UK Classifies Nuclear as “Environmentally Sustainable” in Green Taxonomy
Nuclear power will be classified as “environmentally sustainable” under the UK’s upcoming green taxonomy, with access to the same investment incentives provided for renewable energy, in a move aimed at encouraging private investment, according to Chancellor of the Exchequer, Jeremy Hunt.
The announcement was made Wednesday as part of Hunt’s first budget speech as Chancellor, during which Hunt said that nuclear would provide a “critical source of cheap and reliable energy,” and that “increasing nuclear capacity is vital to meet our Net Zero obligations.”
The initiative to develop a green taxonomy was initiated in 2020 by then-Chancellor Rishi Sunak, in order to provide a common framework for determining which activities can be defined as environmentally sustainable, and to improve understanding of the impact of firms’ activities and investments on the environment while supporting the transition to a sustainable economy. The regulation was initially planned to be passed into law in late 2022, but has been delayed until at least later this year.
The UK’s Taxonomy initiative follows the recent passage of the EU Taxonomy, which included nuclear power, although the addition of nuclear and gas proved controversial, with some member states, and the European Commission’s own sustainable finance advisory group opposed to their inclusion, noting problems including potentially adversely affecting other taxonomy objectives such as circular economy, pollution prevention and water and marine, and potential long-term problems from managing nuclear waste.

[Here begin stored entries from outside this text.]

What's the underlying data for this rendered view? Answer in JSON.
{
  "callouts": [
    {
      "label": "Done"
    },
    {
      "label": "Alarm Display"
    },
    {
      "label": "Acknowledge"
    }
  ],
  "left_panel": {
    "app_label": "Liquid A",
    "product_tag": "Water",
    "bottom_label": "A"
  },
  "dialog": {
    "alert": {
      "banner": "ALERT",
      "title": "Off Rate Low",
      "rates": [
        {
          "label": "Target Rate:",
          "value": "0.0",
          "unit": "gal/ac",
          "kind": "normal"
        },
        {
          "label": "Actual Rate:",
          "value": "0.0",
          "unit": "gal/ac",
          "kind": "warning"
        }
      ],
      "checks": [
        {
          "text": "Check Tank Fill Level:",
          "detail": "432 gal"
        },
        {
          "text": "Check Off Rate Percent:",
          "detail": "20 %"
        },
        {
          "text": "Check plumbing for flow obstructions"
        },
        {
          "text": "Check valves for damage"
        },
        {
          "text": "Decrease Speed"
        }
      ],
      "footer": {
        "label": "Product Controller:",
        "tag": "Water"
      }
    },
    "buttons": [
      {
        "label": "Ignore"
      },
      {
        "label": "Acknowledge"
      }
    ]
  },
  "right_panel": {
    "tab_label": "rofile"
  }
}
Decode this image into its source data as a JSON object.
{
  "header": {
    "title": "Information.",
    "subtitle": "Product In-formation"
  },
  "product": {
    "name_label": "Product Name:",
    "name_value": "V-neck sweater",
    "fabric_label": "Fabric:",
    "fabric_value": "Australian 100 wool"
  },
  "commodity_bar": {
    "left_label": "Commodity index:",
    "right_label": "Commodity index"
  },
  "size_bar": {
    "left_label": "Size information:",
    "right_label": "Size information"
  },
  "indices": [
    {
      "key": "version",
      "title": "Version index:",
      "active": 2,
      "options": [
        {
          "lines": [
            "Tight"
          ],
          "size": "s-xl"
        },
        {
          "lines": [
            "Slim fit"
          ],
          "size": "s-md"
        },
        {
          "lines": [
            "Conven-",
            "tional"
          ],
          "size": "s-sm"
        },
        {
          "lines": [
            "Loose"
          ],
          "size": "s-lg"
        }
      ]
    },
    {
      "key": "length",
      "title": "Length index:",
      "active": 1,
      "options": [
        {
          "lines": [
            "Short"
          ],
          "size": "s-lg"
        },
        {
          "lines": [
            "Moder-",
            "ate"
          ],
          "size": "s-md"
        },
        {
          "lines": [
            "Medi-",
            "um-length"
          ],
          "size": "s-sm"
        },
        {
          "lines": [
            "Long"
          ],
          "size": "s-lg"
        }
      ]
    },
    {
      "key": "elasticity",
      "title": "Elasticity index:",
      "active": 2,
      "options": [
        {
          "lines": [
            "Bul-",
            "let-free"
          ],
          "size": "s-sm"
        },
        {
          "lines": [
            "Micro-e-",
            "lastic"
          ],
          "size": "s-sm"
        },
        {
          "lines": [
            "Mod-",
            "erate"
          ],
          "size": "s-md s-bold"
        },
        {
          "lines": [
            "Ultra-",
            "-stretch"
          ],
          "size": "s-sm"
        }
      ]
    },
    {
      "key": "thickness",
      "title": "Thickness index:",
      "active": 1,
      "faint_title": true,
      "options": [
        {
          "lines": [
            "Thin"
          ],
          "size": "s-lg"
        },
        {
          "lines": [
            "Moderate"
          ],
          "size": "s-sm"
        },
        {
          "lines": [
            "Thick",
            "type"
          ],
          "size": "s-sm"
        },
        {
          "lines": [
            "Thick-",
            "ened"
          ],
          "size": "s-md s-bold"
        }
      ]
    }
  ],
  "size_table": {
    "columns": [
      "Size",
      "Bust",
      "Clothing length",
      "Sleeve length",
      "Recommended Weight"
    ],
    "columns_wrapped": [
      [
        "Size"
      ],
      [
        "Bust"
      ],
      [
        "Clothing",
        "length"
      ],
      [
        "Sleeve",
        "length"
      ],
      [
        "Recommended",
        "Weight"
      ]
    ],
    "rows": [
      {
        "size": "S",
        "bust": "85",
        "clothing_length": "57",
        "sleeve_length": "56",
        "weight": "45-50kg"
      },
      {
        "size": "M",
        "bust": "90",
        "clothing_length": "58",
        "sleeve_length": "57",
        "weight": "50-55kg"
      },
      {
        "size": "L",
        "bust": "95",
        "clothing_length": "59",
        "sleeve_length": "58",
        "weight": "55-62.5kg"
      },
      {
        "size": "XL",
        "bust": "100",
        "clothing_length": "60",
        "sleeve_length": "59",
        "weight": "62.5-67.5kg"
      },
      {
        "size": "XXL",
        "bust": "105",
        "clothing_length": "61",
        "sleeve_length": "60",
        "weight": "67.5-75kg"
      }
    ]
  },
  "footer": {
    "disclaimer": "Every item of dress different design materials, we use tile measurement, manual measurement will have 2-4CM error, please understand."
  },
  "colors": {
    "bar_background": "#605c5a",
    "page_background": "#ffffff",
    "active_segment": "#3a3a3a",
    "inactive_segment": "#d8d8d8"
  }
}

In his budget speech, Hunt noted that the UK has made significant renewable energy investments over the past few years, increasing “the proportion of electricity generated from renewables from under 10% to nearly 40%,” but added:
“But because the wind doesn’t always blow and the sun doesn’t always shine, we will need another critical source of cheap and reliable energy.
“And that is nuclear.”
Additional climate-focused initiatives in the budget included the allocation of £20 billion to support the early development of Carbon Capture Usage and Storage (CCUS), along with additional measures focused on improving energy efficiency.
While sustainable investment and finance groups welcomed the budget’s climate-focused measures, they criticized Hunt for not going further to drive the UK’s net zero efforts, or addressing the need to respond to major clean energy and industry packages launched by the U.S. and EU, such as the Inflation Reduction Act, and the Green Industrial Plan, respectively.
UK Sustainable Investment and Finance Association (UKSIF) CEO James Alexander said:
“While a number of today’s Budget measures are welcome, including support for carbon capture and storage technologies and some clarity provided on the UK’s ‘green taxonomy’, this Budget should have begun serious consideration of a positive UK response to the global clean energy ‘arms race.”
The budget states that the government will outline more actions later this month targeting energy security and the UK’s net zero commitments.